Michael Jr. agreed that "it needs to be a challenge," while Whittaker commented on how sexuality is portrayed in popular culture.

"We live in such a sexualized society, right? It's so touchy," said Whittaker. "You can't drive down Highway 65 without seeing billboards … You can't get on Facebook without seeing things. So I know that women feel like, 'Wow, I can't live up to that.' So what I am feeling the pressure to do is make my wife feel more beautiful than the images she's seeing me see. So it starts getting really complicated really fast."

In regard to how they view intimacy in relation to sex, Boggs, married eight years, shared, "I think for me, there's a little bit of that chase through the day and intimacy is expressed in different ways. Sex is one of those, but it's not always necessarily for me [that] it takes that expression to communicate intimacy. Sex does that, and it's enjoyable and it's great. It's not the only way."

Evans shared his perspective on "the importance of sex to a single, Christian male."

"As a Christian male, the way we were raised, I consider it to be something sacred and something I want to experience with my wife. And if I'm with a girl who does not consider it to be that, it's a deal-breaker to me if she pushes that envelope. If she knows how sacred it is to me, knows how guys are wired, and tries to trick ... tries to spark the wire thinking that …"

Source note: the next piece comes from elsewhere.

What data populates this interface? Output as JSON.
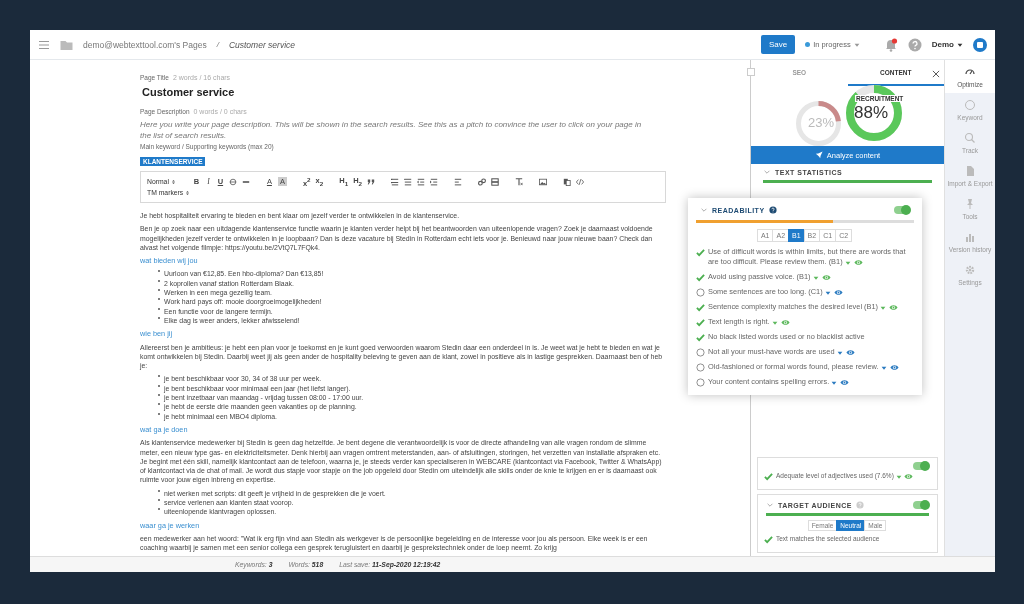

Evans suggested that some women, including Christians, think they can use sex to a secure a man.

The men went on to share the importance of having a regular sex life and how neglecting that area in a marriage can make a husband vulnerable to temptations to be unfaithful.

Before closing out the show, Shirer asked her guests to share what they felt women needed to know about "satisfying, pleasing, fulfilling a man."

"How can a woman who's watching make sure her man is fulfilled? What makes you feel most fulfilled, emotionally, physically, otherwise, whatever? What makes you feel most fulfilled?"

Boggs stated that it is when his wife "believes in me more than I believe in myself."

Evans indicated that he shared Boggs's sentiment.

Michael Jr. shared that it is when he takes risks that might not appear to make any sense and his wife says, "OK, if this is what you want to do. I'm completely behind you."

For Whittaker, it is "knowing that I'm trusted and knowing that I'm known."

Jerry Shirer, who noted his wife's spontaneous personality, said that he felt most fulfilled when she is patient in allowing him to process things and make decisions at his own pace.